Le travail en loge, les rites et les grades
Chaque obédience maçonnique regroupe plusieurs loges au sein desquelles les francs-maçons se réunissent dans le cadre de « tenues » (réunions à huis clos). Les travaux en loge consistent principalement, et dans la majorité des loges, dans la lecture d’une ou deux réflexion(s) (« la planche »), rédigée(s) par un ou plusieurs franc(s)-maçon(s) sur un sujet particulier (histoire, philosophie, science, littérature, symbolisme…), et suivie d’une discussion.
Les travaux sont rythmés par des échanges codifiés selon des rituels bien spécifiques qui varient selon les rites. Un rite se définit comme un ensemble de pratiques gestuelles et orales codifiées qui garantissent l’ordre et le bon déroulement de la tenue, de son ouverture à la clôture des travaux. Ces rituels favorisent aussi la libre expression et l’écoute de chacun.
On peut donner comme exemple la triangulation de la parole : en loge, on ne prend pas la parole directement, on la demande en s’adressant au Premier ou au Second Surveillant qui porte la demande auprès du Vénérable Maître (qui préside la loge) et, on attend que le Vénérable Maître accorde la parole via l’un de ces mêmes Surveillants. On peut alors s’exprimer librement, sans être interrompu.
Parmi les différents rites qui existent, celui majoritairement pratiqué dans le monde et en France, est le Rite Ecossais Ancien et Accepté (REAA), élaboré par les Anglo-Saxons. En France, il est surtout utilisé à la GLNF, à la GLDF, à la GLFF et au Droit Humain. A noter que le REAA pour les « loges bleues » (qui réunissent les 3 premiers grades-voir ci-dessous) est une spécificité de la maçonnerie continentale. On peut aussi citer le Rite Français laïque, principalement utilisé au Grand Orient. Il y aussi le Rite Ecossais Rectifié (RER) d’essence chrétienne, des rites égyptiens comme le Rite Ancien et Primitif de Memphis Misraïm (RAPMM, exposition à venir au musée de la franc-maçonnerie à Paris), le Rite Anglais de Style Emulation qui est l’un des plus pratiqués en Angleterre, peu en France et qui se caractérise par une extrême rigueur, il doit être appris par coeur et il est davantage dédié à la tenue de cérémonies plus que la lecture de planches.
La richesse et la diversité des rites sont aussi présentes au niveau du parcours maçonnique.
Les trois premiers grades (ou degrés) sont universels (communs à tous les rites) et administrés par les obédiences elles-mêmes : apprenti, compagnon et maître.
A chacun correspond un âge symbolique décompté en 3, 5 et 7 années. Ce temps permet d’assimiler les enseignements à chaque grade, avant d’envisager un éventuel perfectionnement. On dit que ces 3 premiers grades sont propédeutiques (qui préparent à une étude plus approfondie).

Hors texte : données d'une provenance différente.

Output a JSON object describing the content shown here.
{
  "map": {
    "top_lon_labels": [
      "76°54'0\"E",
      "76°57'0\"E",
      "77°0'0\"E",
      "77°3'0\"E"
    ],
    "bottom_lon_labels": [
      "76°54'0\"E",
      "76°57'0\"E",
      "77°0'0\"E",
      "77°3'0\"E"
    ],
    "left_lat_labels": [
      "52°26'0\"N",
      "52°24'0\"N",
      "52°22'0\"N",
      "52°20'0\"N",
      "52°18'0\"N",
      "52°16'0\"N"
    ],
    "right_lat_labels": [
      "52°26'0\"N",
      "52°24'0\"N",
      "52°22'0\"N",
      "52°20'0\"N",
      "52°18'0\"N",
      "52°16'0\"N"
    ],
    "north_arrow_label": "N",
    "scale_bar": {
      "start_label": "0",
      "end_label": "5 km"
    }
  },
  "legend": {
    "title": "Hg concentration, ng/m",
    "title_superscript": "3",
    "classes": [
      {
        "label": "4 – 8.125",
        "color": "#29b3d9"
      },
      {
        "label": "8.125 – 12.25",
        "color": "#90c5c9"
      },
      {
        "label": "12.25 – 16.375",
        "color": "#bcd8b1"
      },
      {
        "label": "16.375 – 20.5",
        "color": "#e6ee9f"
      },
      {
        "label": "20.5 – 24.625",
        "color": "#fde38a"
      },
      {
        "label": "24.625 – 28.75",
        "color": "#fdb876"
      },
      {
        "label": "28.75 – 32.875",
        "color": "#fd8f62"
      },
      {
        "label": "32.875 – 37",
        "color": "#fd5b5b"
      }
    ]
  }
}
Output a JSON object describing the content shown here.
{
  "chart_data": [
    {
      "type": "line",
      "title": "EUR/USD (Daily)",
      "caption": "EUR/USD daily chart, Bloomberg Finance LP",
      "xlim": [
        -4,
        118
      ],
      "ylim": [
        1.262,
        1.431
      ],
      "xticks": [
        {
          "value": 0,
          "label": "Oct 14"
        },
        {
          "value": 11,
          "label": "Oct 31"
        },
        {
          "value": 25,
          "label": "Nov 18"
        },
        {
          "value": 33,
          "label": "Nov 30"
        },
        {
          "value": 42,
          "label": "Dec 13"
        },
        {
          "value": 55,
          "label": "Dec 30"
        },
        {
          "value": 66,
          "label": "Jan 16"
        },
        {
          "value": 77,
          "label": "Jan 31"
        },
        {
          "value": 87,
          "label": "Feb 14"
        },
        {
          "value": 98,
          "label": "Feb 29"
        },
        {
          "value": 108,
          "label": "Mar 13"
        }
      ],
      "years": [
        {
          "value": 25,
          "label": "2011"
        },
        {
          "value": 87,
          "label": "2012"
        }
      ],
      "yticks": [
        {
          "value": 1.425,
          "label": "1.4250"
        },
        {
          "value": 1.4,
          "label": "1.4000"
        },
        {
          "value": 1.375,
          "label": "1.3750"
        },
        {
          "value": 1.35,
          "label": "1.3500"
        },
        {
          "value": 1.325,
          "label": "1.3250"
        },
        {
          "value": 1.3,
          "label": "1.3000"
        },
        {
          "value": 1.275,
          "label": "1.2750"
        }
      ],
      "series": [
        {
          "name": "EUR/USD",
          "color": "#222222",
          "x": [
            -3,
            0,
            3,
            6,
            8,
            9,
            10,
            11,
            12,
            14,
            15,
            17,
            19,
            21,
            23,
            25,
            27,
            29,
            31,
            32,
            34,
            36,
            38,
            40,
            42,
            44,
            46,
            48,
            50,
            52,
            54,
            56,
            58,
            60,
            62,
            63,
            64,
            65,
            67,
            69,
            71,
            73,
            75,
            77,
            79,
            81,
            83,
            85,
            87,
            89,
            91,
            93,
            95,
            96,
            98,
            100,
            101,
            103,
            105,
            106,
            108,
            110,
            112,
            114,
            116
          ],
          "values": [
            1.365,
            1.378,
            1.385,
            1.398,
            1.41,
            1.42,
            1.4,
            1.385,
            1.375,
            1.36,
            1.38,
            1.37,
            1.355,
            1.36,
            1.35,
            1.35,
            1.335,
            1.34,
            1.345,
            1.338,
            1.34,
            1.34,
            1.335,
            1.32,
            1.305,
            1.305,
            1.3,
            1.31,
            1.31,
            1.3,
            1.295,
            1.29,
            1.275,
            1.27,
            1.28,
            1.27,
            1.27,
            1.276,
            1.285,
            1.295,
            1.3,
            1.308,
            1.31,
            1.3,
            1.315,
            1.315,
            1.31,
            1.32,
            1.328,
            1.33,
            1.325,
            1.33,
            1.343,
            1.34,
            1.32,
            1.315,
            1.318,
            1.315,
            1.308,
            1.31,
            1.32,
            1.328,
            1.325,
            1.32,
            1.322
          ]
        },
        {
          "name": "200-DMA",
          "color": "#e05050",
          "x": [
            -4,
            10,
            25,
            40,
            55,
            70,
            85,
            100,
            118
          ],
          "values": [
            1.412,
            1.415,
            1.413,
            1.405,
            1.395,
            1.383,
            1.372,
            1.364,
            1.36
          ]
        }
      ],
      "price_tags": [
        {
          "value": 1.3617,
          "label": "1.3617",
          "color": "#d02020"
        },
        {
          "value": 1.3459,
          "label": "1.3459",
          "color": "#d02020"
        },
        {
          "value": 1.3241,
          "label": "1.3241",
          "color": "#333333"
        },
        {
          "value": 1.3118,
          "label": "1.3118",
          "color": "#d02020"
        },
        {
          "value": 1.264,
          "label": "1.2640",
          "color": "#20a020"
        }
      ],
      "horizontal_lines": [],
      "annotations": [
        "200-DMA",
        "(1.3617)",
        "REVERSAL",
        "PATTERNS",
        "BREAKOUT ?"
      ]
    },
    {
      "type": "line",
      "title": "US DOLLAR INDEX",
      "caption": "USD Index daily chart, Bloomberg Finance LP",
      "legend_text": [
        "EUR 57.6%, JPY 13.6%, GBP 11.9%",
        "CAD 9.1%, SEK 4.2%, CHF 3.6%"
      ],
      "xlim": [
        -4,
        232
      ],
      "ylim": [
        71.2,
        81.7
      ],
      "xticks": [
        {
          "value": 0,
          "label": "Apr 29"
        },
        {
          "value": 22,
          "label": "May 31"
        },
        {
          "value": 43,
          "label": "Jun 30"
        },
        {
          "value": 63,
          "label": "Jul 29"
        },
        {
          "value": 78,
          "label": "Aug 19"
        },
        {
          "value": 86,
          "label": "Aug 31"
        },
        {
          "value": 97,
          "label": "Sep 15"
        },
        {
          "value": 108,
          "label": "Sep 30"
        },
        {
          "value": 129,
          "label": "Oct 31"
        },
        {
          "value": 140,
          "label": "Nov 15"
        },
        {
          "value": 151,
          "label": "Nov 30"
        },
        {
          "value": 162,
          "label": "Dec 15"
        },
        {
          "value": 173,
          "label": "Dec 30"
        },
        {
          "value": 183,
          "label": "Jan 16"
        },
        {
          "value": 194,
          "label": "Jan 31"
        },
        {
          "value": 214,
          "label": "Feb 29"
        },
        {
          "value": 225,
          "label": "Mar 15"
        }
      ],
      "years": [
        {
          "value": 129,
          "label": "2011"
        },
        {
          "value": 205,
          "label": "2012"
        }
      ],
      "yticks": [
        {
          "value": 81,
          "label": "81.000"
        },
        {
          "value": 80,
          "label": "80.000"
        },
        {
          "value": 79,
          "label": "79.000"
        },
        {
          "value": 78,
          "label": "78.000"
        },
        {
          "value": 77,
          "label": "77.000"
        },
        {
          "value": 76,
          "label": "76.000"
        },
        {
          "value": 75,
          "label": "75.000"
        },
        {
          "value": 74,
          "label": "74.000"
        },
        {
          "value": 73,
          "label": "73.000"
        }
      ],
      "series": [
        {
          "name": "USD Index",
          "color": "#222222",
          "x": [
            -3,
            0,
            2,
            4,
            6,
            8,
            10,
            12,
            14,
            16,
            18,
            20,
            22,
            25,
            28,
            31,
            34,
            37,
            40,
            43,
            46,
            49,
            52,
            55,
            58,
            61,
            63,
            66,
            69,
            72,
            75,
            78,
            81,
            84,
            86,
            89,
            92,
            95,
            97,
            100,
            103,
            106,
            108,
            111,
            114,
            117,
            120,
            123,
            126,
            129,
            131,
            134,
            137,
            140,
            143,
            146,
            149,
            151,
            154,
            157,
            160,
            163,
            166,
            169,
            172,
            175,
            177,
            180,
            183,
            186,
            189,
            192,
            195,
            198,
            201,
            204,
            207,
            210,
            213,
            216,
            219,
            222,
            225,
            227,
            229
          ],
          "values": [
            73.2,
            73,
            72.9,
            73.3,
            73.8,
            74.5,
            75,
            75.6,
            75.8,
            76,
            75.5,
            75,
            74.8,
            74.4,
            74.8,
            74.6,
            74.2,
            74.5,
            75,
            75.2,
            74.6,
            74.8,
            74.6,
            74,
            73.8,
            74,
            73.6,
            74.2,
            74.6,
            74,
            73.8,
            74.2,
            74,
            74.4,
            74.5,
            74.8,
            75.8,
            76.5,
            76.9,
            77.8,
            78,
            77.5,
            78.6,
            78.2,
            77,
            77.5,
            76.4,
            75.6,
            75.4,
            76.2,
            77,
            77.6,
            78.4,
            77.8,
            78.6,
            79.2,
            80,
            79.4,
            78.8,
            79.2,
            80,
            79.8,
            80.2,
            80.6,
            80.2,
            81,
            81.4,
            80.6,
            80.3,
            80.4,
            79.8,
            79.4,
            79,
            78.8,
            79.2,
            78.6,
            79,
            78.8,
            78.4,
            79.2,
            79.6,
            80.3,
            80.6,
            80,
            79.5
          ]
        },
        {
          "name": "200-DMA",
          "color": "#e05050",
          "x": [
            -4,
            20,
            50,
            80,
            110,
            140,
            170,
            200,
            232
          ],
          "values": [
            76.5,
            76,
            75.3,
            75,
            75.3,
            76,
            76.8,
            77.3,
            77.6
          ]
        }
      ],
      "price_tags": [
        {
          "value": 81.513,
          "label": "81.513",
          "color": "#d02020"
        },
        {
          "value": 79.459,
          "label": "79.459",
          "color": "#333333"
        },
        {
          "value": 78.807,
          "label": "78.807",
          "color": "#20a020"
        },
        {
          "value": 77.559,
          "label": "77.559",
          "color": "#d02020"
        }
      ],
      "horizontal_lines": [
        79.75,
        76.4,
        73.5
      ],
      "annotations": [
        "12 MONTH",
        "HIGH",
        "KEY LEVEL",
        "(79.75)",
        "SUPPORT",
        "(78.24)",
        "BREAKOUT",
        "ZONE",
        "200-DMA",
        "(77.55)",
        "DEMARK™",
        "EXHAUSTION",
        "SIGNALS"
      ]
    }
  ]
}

Certains rites ont ajouté d’autres grades. C’est le cas du REAA qui en a ajouté 33 ! Ces hauts grades (« side degrees » en anglais) – du 4ème (Maître Secret) au 33ème– (Souverain Grand Inspecteur Général) – ne peuvent être administrés que par des organismes spécifiques, les Suprêmes Conseils, qui choisissent « ces élus » dans les « loges bleues » (celles qui réunissent les trois premiers grades d’apprenti, compagnon et maître). Le Rite Français quant à lui, ne comporte que 4 hauts grades : Maître Élu, Maître Écossais, Chevalier d’Orient et Chevalier Prince de Rose-Croix. Et on trouve jusqu’à 99 degrés dans certains Rites Egyptiens !
Pour certains, ces hauts-grades relèvent plus de la « politique de cordon et de l’égo maçonnique ». Le coeur de la franc-maçonnerie serait dans les trois premiers grades. Quoi qu’il en soit, je me dis qu’avant d’envisager de monter en grade, le maçon doit d’abord s’assurer que la base, les fondements de son Temple (= les 3 premiers grades) sont solides. A bien y réfléchir, on peut aussi se demander si le franc-maçon n’est pas un éternel apprenti, quel que soit son grade, car le cheminement maçonnique suppose un travail continu sur soi (sans tomber dans la psychothérapie), c’est l’aventure de toute une vie !
Le saviez-vous ? A la fin des travaux, dans certaines loges pratiquant le REAA (rarement dans les autres rites), le Vénérable Maître procède à « l’extinction des feux » en disant : Que la paix règne sur la terre ! Le 1er Surveillant : Que l’amour règne parmi les hommes ! Le 2nd Surveillant : Que la joie soit dans les cœurs ! Mais comment définir cette joie ? Quel sens lui donner ? Pour nourrir vos réflexions, je vous conseille le livre de Jean-Pierre Thomas, historien, Grand Officier à la Culture de la GLDF et spécialiste de la franc-maçonnerie écossiste : Que la joie soit dans les cœurs.
De l’importance des planches
Vous le savez maintenant, dans la plupart des loges, les maçons planchent ! Il n’y a pas de quantité requise, les planches sont souvent spontanées, sauf pour les apprentis et les compagnons, qui ont des planches obligatoires, appelées « planches de passage ».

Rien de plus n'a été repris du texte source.